Daniele Martini, Il Fatto Quotidiano 10/1/2014, 10 gennaio 2014
FAVORI E POLITICA: IL “SUPREMO” CHE FACEVA INCHINARE DESTRA E SINISTRA
Si è sempre considerato un paesano benefattore di Roma, l’ottantottenne Manlio Cerroni da Pisoniano, comune a 500 metri d’altezza con meno di mille abitanti a una cinquantina di chilometri dalla Capitale. A chi gli rimproverava di aver accumulato una fortuna immensa sulle disgrazie di una metropoli sventata, incapace di un minimo di programmazione per i rifiuti, replicava che senza di lui la Città eterna sarebbe già affogata da un pezzo nella merda. E qualche ragione ce l’aveva. Se non altro perché dell’affare monnezza è un intenditore. Partito nel dopoguerra con una bici Wolsit e un carrettino su cui sbatteva gli scarti dei mercati e degli ortolani che poi rivendeva alle porcilaie, aveva intuito prima di tutti che il pattume era un tesoro e ne aveva approfittato diventandone il Re con il suo gruppo Colari, decine e decine di società, miliardi di euro di fatturato e impianti in Australia, Brasile, Norvegia, Giappone, Canada, Francia. E in Italia a Milano, Brescia, Perugia, Viterbo, Foligno, Cassino. Ora che il Tribunale di Roma l’ha messo ai domiciliari indicandolo come “Il Supremo”, il deus ex machina di un sistema ritenuto truffaldino, la domanda è: Cerroni con la sua discarica di Malagrotta, la più grande d’Europa, 260 ettari di rifiuti tra la periferia nord-ovest e il mare di Fregene, ha tolto per decenni a buon prezzo le castagne dal fuoco alla politica romana incapace di guardare in faccia la grana dell’immondizia? Oppure ha brigato perché non si trovasse una soluzione o almeno l’ha rallentata corrompendo qua e là? Forse sono in parte vere entrambe le cose. Ma se Cerroni è colpevole, la politica è incapace e probabilmente pure smazzettata lo è più di lui. Forse non è un caso che l’abbiano beccato proprio ora che Malagrotta è chiusa e gli attuali amministratori stanno faticosamente cercando un rimedio. La discarica è stata sbarrata per decisione dello stesso Cerroni in autunno, ma da allora il gigantesco affaraccio della monnezza romana è tutt’altro che risolto, anzi, rischia di esplodere.
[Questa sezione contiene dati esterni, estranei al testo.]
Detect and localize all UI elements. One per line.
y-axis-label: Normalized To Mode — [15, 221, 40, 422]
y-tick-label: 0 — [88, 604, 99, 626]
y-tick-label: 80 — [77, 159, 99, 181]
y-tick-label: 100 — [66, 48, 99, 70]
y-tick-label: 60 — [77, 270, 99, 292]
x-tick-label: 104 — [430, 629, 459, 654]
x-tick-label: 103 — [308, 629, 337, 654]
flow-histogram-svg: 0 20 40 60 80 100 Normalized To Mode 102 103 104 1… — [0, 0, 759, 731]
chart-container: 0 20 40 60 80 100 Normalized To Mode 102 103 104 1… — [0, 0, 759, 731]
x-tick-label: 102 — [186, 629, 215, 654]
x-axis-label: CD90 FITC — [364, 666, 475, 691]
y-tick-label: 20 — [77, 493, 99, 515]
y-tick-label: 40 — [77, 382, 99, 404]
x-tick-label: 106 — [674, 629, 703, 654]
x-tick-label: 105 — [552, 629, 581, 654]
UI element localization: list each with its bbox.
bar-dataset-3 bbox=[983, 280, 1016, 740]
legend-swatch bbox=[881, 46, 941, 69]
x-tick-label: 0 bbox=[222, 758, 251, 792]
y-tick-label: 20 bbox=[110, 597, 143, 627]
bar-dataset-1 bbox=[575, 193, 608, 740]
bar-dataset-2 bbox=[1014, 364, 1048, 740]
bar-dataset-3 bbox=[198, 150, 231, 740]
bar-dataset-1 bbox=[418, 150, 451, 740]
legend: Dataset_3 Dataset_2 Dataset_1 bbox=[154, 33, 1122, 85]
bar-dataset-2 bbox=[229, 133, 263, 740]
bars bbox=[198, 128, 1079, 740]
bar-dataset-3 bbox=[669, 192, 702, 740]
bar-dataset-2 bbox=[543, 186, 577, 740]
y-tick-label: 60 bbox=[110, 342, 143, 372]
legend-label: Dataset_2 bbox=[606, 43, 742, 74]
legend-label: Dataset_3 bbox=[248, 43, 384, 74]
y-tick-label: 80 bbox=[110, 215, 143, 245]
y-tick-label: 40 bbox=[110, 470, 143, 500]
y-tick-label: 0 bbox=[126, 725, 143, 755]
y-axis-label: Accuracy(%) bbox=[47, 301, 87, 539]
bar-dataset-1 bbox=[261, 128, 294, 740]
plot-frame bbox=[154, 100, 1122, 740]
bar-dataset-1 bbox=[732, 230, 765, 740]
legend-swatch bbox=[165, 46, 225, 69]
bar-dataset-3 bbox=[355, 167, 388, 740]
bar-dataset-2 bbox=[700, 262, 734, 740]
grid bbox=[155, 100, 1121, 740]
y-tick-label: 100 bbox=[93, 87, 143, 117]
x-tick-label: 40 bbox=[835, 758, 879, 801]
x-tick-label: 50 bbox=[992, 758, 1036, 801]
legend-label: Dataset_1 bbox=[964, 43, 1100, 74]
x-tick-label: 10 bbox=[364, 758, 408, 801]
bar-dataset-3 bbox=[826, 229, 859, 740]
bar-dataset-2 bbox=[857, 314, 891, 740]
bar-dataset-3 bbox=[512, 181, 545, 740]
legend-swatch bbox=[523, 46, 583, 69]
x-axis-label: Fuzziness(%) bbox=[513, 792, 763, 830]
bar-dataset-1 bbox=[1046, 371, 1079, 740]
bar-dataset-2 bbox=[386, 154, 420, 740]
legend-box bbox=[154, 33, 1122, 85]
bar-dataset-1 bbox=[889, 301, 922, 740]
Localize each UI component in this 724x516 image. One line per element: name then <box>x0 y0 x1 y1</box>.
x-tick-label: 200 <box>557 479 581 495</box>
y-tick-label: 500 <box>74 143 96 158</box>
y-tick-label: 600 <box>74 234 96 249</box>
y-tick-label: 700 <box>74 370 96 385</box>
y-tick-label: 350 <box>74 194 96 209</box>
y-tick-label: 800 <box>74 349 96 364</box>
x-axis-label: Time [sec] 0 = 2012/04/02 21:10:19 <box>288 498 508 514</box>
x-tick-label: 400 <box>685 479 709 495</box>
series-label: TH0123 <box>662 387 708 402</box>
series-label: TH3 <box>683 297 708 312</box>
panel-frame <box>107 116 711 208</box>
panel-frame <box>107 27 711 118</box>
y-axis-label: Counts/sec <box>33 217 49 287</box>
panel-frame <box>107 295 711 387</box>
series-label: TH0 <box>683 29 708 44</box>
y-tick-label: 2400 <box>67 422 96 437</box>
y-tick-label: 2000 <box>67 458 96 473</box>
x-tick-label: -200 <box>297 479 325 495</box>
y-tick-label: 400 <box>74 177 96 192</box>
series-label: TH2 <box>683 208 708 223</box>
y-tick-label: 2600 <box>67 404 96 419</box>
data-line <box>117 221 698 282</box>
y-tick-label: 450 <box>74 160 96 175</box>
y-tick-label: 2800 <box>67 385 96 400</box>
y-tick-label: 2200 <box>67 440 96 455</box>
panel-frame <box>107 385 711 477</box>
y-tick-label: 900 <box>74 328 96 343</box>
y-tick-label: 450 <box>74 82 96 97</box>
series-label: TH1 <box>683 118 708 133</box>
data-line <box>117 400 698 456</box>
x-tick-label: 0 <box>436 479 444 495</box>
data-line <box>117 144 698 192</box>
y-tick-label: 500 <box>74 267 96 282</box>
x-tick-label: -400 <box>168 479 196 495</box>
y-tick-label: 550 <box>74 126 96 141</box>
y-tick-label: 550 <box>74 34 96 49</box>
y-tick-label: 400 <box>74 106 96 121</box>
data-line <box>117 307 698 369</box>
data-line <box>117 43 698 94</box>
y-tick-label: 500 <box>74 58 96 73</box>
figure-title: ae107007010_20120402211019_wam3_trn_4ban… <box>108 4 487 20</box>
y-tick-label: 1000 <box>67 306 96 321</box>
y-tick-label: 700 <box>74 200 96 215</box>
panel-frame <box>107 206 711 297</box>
UNA BELLA PARTE dei rifiuti viene spedita in Piemonte, Emilia, Abruzzo, durerà 18 mesi e costa un occhio della testa: 120 euro a tonnellata, esattamente il doppio del prezzo pagato finora a Cerroni. E poi? L’azienda comunale dei rifiuti, l’Ama, che da ieri ha finalmente un nuovo vertice, riesce a raccogliere la spazzatura più o meno bene più o meno diligentemente, ma non la tratta. E in tutti questi decenni né un sindaco né un presidente di Regione sono stati capaci di approntare un piano alternativo a Malagrotta. Le rarissime volte che ha accettato di parlare con qualche giornalista negli uffici della bella villa tra i pini di viale Poggio Fiorito all’Eur, in faccia a quella dell’ex sindaco Francesco Rutelli, Cerroni, l’eterno cappelletto a falde spioventi in testa, ha fatto capire di non poter fare a meno dei politici, tutti i politici, da quelli di destra a quelli di sinistra, senza amarli, però. “Sapeste quanti manifesti ho pagato ai democristiani, ai comunisti, ai missini, fino a quelli di oggi...” buttava lì, quasi soprappensiero con quei pochissimi di cui si fidava. L’unico con cui aveva stretto un rapporto di amicizia vera era Mario Di Carlo, ex presidente dell’Ama, poi assessore Pd alla Regione Lazio, morto nel 2011. In gioventù anche lui, Cerroni, aveva fatto politica, sindaco democristiano di Pisoniano per tre legislature con una forte predilezione per la corrente andreottiana. Fu proprio con quelle credenziali che entrò in relazione con Amerigo Petrucci, l’andreottiano sindaco romano storico di metà degli anni Sessanta. Fu lui a spalancargli le porte della Capitale. E fu un altro democristiano, Giuseppe Togni, ministro dei Lavori pubblici, che a Malagrotta aveva fatto scavare ghiaia per costruire le piste di Fiumicino, a consigliare a Cerroni di comprare quella terra perché lì sotto c’era uno strato di argilla di almeno 100 metri. L’ideale per una discarica. Cerroni comprò e si incoronò Ottavo Re di Roma.